Kierownik Referatu ds. Partycypacji Społecznej i Rad Dzielnic, odnosząc się do zawartych we wspomnianym artykule zarzutów o nieszczelność systemu głosowania na projekty BO, zwracała uwagę że system głosowania jest formą umowy i nie ma odgórnych, sformalizowanych zasad jego przeprowadzania.

- System spełnił swoje założenia - podkreślała Sylwia Betlej. - Była w nim wgrana baza mieszkańców uprawnionych do głosowania. Odbywało się to za pomocą numeru PESEL bądź Karty Mieszkańca. Można było przydzielić w głosowaniu swoje głosy. System, na koniec, to wszystko zliczył. Drugą, bardzo istotną kwestią są zasady głosowania. Tutaj nie ma jednoznacznych wykładni prawnych czy ustawowych, jak należy taki system głosowania przeprowadzić. Różne miasta stosują różne metody: od bardzo restrykcyjnych poprzez bardzo łagodne. 

Generalnie: im większa restrykcyjność systemu, tym mniejszy udział mieszkańców. 

W tym roku głosowanie na projekty BO odbywało się w dniach 9- 23 września
W tym roku głosowanie na projekty BO odbywało się w dniach 9 - 23 września
Fot. Dominik Paszliński / www.gdansk.pl

 

Sylwia Betlej podkreślała też, że gdański Urząd Miasta jest na etapie ewaluacji Budżetu Obywatelskiego (każdego roku wprowadzane są nowe rozwiązania, które mają go zmieniać i poprawiać).

- Jak należy weryfikować mieszkańców i w jakim stopniu - to temat do dyskusji i przyjęcia pewnych założeń na następne lata - powiedziała Sylwia Betlej. - W tym roku przyjęto akurat takie założenia, że mieszkańcy, którzy są zameldowani, są w spisie wyborców lub posiadają Kartę Mieszkańca, mogą głosować i są weryfikowani na podstawie nr PESEL bądź Karty Mieszkańca. To, że istnieje techniczna możliwość nieuprawnionego głosowania, to przecież nie znaczy, że mieszkańcy będą tak robić! Naszym założeniem jest, że robią to w sposób poprawny i zgodny z założeniami - tłumaczyła kierownik referatu ds. Partycypacji Społecznej i Rad Dzielnic w gdańskim magistracie.

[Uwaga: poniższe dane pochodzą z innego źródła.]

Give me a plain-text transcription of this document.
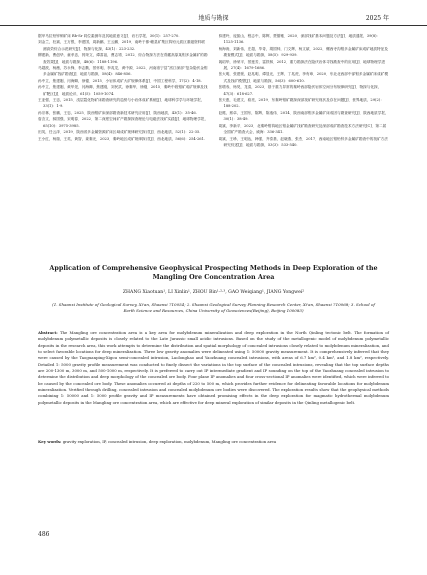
地质与勘探	2025 年
据甲马拉铅锌铜矿床 Rb-Sr 同位素测年及其地质意义[J]．岩石学报，30(1)：257-270.
刘金兰，杜斌，王万银，李建国，周新鹏，王云鹏．2019．南岭于都-赣县矿集区钨铅元质区重磁资料联测高效综合示范研究[J]．物探与化探，43(1)：223-232.
柳建新，曹创华，童孝忠，郭荣文，谭肃祖，曹志靖．2012．综合物探方法在青藏高原某钼多金属矿的勘查效果[J]．地质与勘探，48(6)：1188-1196.
马超波，杨薇，苏永锋，李志勤，蔡怀明，李兆龙，黄中源．2022．河南洛宁县“嵩江深部”复杂隐伏金钼多金属矿找矿勘查[J]．地质与勘探，58(4)：846-856.
孙中立，焦建刚，闫海卿，徐德．2015．小岩体成矿大矿规律体系[J]．中国工程科学，17(2)：4-18.
孙中立，焦建刚，黄华见，闫海卿，焦建刚，刘民武，徐秦华，徐刚．2015．秦岭中段钼矿成矿规律及找矿靶区[J]．地质论评，61(5)：1059-1074.
王亚强，王忠，2015．浅层裂化物矿床勘查研究的趋势与小岩体成矿系统[J]．地球科学学与环境学报，33(1)：1-9.
孙宗林，张鹏，王忠，2025．陕西钼矿床深部勘查新技术研究应用[J]．陕西地质，43(1)：35-46.
詹含文，薛国强，宋明春．2022．第二深度空间矿产勘探探查理论与电磁法找矿实践[J]．地球物理学报，65(10)：3975-3985.
田英，任云泽．2019．陕西省多金属资源矿床区域成矿规律研究探讨[J]．西北地质，52(1)：22-35.
王小红，杨瑞，王英，黄智，姜秦光．2023．秦岭地区成矿规律探讨[J]．西北地质，56(6)：254-261.
薛建玲，庞振山，程志中，陈辉，贾儒雅．2020．深部找矿基本问题及方法[J]．地质通报，39(8)：1125-1136.
杨海涛，刘新伟，庄超，毕奇，胡国帅，门文辉，杨文斌．2022．螺西寺沟钼多金属矿床成矿地质特征及勘查模式[J]．地质与勘探，58(5)：929-939.
姚绍华，徐荣平，蔡莲芳，雷铁林．2012．重力勘探法在隐伏岩体寻找勘查中的应用[J]．地球物理学进展，27(4)：1679-1686.
张大明，张建豪，赵兆明，谭显光，王辉，丁兆虎，李有章．2020．东北北西部中部钼多金属矿床成矿模式及找矿模型[J]．地质与勘探，56(3)：600-610.
张增寿，杨昊，龙清，2023．基于重力异常的秦岭西部隐伏岩体空间分布规律研究[J]．物探与化探，47(3)：618-627.
张天惠，毛建文，骆亮，2019．东秦岭钼矿勘探深部找矿研究现状及存在问题[J]．世界地质，29(2)：188-202.
赵懿，邢卓，王国东，陈辉，陈逸伟．2014．陕西南部钼多金属矿床成因与勘查研究[J]．陕西地质学报，30(1)：38-49.
周斌，李新平．2023．北秦岭钼钨地区钼金属矿找矿勘查研究及深部成矿勘查技术方法研究[C]．第二届全国矿产勘查大会，威海：336-341.
周斌，王珍，王明达，韩强，齐泰基，赵晓燕，张杰．2017．西南地区钼铅锌多金属矿勘查中的找矿方法研究综述[J]．地质与勘探，53(3)：533-540.
Application of Comprehensive Geophysical Prospecting Methods in Deep Exploration of the Mangling Ore Concentration Area
ZHANG Xiaotuan¹, LI Xinlin¹, ZHOU Bin¹·²·³, GAO Weiqiang¹, JIANG Yongwei²
(1. Shaanxi Institute of Geological Survey, Xi'an, Shaanxi 710054; 2. Shaanxi Geological Survey Planning Research Center, Xi'an, Shaanxi 710068; 3. School of Earth Science and Resources, China University of Geosciences(Beijing), Beijing 100083)
Abstract: The Mangling ore concentration area is a key area for molybdenum mineralization and deep exploration in the North Qinling tectonic belt. The formation of molybdenum polymetallic deposits is closely related to the Late Jurassic small acidic intrusions. Based on the study of the metallogenic model of molybdenum polymetallic deposits in the research area, this work attempts to determine the distribution and spatial morphology of concealed intrusions closely related to molybdenum mineralization, and to select favorable locations for deep mineralization. Three low gravity anomalies were delineated using 1: 50000 gravity measurement. It is comprehensively inferred that they were caused by the Taoguanping-Xigou semi-concealed intrusion, Laolonghao and Yaozhuang concealed intrusions, with areas of 6.7 km², 0.4 km², and 1.8 km², respectively. Detailed 1: 5000 gravity profile measurement was conducted to finely dissect the variations in the top surface of the concealed intrusions, revealing that the top surface depths are 200-1300 m, 3000 m, and 500-1000 m, respectively. It is preferred to carry out IP intermediate gradient and IP sounding on the top of the Yaozhuang concealed intrusion to determine the distribution and deep morphology of the concealed ore body. Four plane IP anomalies and four cross-sectional IP anomalies were identified, which were inferred to be caused by the concealed ore body. These anomalies occurred at depths of 220 to 500 m, which provides further evidence for delineating favorable locations for molybdenum mineralization. Verified through drilling, concealed intrusion and concealed molybdenum ore bodies were discovered. The exploration results show that the geophysical methods combining 1: 50000 and 1: 5000 profile gravity and IP measurements have obtained promising effects in the deep exploration for magmatic hydrothermal molybdenum polymetallic deposits in the Mangling ore concentration area, which are effective for deep mineral exploration of similar deposits in the Qinling metallogenic belt.
Key words: gravity exploration, IP, concealed intrusion, deep exploration, molybdenum, Mangling ore concentration area
486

W wtorkowym briefingu wziął też udział Jakub Buczyło, dyrektor ds. obsługi klienta w firmie Asseco, która zbudowała system informatyczny dla gdańskiego Budżetu Obywatelskiego. Zaznaczał on, że system do głosowania jaki funkcjonował w tym roku w Gdańsku, wdrażany jest w wielu innych dużych miastach Polski.

- Ten system jest bezpieczny - informował dyr. Buczyło. - Nie odnotowaliśmy żadnych ataków czy nieszczelności w systemie. Patrząc na inne miasta, w których ten system także działa, należy zaznaczyć, że jest on konfigurowany według metody, którą dane miasto uznaje za stosowną. W niektórych miastach te metody są bardziej elastyczne, nastawione na otwartość, na to, by zachęcić mieszkańców. A niektóre są bardziej restrykcyjne. Są takie, w których stosowany jest nawet "profil zaufany", ale w takich przypadkach ma to bezpośrednie przełożenie na frekwencję. Z doświadczenia wiem, że w miastach, w których zastosowano restrykcyjne metody, frekwencja w głosowaniu nie przekraczała czasem nawet 1 procenta. Obserwujemy też, że miasta idą w kierunku upraszczania tych metod - dodał.

Wyniki tegorocznego głosowania na projekty Budżetu Obywatalskiego 2020 zostaną ogłoszone w najbliższy piątek, 27 września. 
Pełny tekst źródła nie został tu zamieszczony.